以下に木材に施す、一般的な塗料の種類と塗装方法をご紹介します。
木材博物館では木本来の美しさを引き出す為にも、自然塗料を優先的にお勧めしています。
オイルフィニッシュ - Oil finish -
オイルフィニッシュの写真1
オイルフィニッシュの写真2
ワトコオイルなどに代表される、主に亜麻仁油を原料とする塗料で塗装する方法です。木材に浸透し、内部で固まりますが、表面には塗膜をつくりません。
この方法は塗膜を作らない為、木の呼吸や湿気を吸収したりといった木本来の特性を妨げませんし、その木材が持っている色と美しさを残しつつ、耐久性などを向上させる為の塗料といえます。
見た目的には、木材を水で濡らした時よりも少し濃い自然な仕上がりとなります。(※美しく仕上げる為には複数回の塗り重ねが必要です。)
しかし、塗膜をつくらず、防腐剤なども入ってる訳ではないので屋外での使用など、強い耐久性が要求される場所での利用には向きません。
オイルフィニッシュの塗料は亜麻仁油を主としたものとシナ桐から抽出した桐油を主としたものを用います。桐油の方が耐水性には優れているといわれています。
ステイン - Stain -
ステインの写真
油性、水性の2種類がある着色料で、染める事が目的である為、塗膜などは作られません。
また、木目模様を隠すことなく、際立たせる事のできる塗料でもあります。
ウォルナット、チーク、チェリー、マホガニー、エボニーなどのそれぞれの樹種に似せた色が付く塗料が販売されています。
ツヤが出る事は基本的にないので、少し古くなったカントリー家具のような素朴な仕上がりが期待できます。
- Lacquer -
漆の写真1
漆の写真2
内容準備中
蝋 【ワックス】 - Wax -
蝋の写真1
蝋の写真2
西洋のアンティーク家具の仕上げの艶出し剤として主に使用されていた塗料です。

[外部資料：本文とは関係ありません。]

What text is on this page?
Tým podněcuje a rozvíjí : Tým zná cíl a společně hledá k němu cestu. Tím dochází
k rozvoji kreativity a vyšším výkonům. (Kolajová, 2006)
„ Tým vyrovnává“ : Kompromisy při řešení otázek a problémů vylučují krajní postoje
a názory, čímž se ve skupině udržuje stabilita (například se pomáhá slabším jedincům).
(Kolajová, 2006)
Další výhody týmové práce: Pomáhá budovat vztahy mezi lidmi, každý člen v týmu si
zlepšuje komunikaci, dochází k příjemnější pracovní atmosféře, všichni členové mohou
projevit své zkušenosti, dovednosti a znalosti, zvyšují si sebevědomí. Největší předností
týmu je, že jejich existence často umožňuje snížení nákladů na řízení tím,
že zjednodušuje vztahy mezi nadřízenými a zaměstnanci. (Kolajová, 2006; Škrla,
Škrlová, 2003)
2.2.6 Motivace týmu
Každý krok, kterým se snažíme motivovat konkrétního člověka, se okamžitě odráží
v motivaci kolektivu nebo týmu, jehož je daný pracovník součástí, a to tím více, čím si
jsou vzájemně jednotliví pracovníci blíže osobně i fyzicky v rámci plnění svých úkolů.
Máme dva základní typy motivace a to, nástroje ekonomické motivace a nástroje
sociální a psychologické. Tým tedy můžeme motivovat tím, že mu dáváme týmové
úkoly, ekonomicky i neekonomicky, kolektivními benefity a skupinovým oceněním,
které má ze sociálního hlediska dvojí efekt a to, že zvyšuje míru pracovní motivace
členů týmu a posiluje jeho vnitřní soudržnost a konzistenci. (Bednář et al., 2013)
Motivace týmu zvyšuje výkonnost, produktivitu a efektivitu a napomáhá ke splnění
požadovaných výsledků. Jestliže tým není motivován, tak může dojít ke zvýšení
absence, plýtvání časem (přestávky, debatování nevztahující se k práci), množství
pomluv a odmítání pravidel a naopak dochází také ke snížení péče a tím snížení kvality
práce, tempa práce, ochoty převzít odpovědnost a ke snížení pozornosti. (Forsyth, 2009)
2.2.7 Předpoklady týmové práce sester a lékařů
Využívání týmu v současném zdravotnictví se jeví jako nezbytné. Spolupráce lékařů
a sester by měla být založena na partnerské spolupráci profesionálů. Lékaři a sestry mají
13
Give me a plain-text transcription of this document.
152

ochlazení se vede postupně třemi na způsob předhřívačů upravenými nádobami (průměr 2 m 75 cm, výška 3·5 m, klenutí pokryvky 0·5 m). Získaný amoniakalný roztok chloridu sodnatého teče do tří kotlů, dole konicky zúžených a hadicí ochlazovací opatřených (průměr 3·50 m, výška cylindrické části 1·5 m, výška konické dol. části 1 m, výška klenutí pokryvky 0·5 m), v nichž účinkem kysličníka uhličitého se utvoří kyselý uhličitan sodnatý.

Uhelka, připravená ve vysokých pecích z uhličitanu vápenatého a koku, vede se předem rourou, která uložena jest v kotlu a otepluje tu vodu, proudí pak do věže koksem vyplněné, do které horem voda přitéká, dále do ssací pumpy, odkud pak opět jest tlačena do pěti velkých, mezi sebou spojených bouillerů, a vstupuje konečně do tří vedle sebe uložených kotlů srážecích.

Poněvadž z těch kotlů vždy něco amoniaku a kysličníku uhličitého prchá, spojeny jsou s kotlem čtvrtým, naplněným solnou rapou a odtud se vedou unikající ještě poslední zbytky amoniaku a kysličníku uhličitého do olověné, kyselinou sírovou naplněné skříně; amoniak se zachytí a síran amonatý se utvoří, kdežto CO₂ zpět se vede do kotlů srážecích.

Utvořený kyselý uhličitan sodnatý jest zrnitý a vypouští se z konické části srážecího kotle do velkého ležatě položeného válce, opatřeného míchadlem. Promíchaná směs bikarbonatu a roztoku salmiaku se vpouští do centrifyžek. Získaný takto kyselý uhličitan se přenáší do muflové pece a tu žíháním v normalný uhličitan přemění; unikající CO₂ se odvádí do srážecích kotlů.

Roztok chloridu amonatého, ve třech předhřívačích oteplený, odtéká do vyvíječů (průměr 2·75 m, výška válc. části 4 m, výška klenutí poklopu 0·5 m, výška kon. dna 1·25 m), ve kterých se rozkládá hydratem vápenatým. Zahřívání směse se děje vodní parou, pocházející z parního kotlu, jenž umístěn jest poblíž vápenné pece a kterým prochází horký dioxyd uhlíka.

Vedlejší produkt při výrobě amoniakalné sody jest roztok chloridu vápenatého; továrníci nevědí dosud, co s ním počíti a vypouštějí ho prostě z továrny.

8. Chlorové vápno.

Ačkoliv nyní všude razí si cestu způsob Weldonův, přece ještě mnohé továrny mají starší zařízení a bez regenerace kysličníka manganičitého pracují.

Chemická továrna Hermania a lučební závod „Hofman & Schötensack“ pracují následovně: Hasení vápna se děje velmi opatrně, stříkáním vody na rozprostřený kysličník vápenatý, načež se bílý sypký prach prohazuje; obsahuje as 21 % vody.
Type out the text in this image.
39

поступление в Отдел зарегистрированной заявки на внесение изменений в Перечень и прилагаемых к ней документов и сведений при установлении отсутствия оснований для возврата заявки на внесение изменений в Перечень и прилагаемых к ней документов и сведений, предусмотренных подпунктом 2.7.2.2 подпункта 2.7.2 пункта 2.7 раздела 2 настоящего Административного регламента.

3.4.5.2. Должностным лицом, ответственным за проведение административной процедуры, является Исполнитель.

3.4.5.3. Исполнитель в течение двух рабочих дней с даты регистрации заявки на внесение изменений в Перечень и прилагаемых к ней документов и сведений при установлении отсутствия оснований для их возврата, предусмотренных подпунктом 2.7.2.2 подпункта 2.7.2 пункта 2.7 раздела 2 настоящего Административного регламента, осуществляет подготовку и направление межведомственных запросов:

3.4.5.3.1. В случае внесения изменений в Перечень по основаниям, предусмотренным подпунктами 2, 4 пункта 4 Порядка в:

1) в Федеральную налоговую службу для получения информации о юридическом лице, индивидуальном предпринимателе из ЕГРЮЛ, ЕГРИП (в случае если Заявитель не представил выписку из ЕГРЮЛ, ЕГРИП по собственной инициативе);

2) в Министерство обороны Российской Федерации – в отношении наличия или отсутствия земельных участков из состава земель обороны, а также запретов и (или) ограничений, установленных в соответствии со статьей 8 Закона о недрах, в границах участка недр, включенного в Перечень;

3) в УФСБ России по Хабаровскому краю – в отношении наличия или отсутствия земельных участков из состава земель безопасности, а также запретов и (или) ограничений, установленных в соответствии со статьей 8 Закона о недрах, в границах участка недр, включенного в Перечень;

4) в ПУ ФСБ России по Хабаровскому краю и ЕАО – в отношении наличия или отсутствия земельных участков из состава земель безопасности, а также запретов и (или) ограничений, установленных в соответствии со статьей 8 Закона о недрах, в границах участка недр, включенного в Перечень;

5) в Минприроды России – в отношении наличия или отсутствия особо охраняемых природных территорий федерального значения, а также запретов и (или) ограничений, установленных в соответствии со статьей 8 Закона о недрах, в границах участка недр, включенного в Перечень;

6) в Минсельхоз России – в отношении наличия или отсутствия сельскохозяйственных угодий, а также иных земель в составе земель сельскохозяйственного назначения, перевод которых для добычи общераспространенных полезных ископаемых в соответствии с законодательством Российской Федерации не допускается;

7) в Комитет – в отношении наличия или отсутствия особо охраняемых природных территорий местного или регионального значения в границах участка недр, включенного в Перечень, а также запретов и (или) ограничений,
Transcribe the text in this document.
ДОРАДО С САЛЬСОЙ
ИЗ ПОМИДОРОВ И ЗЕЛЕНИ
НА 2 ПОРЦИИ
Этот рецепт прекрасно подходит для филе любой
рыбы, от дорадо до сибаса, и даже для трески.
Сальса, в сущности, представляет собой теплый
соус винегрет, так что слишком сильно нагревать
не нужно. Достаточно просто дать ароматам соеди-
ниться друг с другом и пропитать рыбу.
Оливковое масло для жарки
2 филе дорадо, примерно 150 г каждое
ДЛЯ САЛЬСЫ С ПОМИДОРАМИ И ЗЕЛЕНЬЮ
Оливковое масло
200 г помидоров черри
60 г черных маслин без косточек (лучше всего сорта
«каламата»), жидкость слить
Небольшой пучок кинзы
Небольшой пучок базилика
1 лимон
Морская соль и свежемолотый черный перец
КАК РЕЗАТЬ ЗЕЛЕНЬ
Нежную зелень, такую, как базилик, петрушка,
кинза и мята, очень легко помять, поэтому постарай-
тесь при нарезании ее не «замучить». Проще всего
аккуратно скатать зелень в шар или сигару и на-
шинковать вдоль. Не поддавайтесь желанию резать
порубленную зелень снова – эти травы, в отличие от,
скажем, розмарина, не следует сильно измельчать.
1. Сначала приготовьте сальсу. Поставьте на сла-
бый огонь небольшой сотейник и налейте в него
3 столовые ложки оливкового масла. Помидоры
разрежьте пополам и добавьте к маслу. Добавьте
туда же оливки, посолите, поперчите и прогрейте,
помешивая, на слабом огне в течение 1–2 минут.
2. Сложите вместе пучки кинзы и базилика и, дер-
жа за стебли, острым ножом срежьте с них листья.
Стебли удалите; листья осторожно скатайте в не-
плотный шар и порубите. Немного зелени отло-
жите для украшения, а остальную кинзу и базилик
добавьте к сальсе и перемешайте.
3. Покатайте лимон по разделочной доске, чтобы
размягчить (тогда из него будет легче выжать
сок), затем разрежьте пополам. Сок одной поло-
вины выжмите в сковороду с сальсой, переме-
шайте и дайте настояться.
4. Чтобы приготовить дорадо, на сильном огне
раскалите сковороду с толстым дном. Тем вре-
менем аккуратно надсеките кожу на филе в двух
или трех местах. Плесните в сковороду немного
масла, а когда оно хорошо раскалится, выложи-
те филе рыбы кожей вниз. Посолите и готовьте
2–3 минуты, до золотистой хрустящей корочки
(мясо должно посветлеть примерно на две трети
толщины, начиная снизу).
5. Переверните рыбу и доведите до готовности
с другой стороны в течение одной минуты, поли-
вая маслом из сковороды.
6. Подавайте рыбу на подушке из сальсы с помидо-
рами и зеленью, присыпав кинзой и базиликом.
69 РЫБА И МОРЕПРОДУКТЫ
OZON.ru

一般的には蜂蜜を主な主成分として作られた蜜蝋を使います。
何度も何度も時間をかけて塗り重ねていく事で、深い風合いとなんともいえない高級感がでます。
熱に弱い事も特徴で、熱いものを直に置くと跡が残ります。
柿渋 - Kakishibu -
柿渋の写真1
柿渋は柿から抽出した成分で作る塗料で、数百年以上の歴史をもち、人体に無害という事が証明されています。 何度も塗り重ねる事で色が濃くなり、耐久性も増し、時間の経過ともに色が濃くなり、重厚な雰囲気が出てきます。
完全に乾いてしまえば耐水性もあるので屋外での使用にも耐えうる数少ない自然塗料のひとつといえます。
一般的には乾くまでは強い匂いがありますが、現在は匂いの少ないものもあるようです。
ウレタン - Urethane -
ウレタン塗装の写真
乾きがはやく、プラスチックと同じ成分の為、塗膜が強いという特性を持ちます。湿気などに強い耐久性がでますが、一度剥がれるれてしまうと、部分的な塗りなおしが難しいとされています。
また、塗装がすばやくできるのも特徴の為、家具などの量産品によく見られます。基本的に銘木に施す事は避けられ、高級家具などに使用される事はまずありません。
フローリングや手摺など接触が多く、汚れやすい部分に使用される事が多い塗料といえます。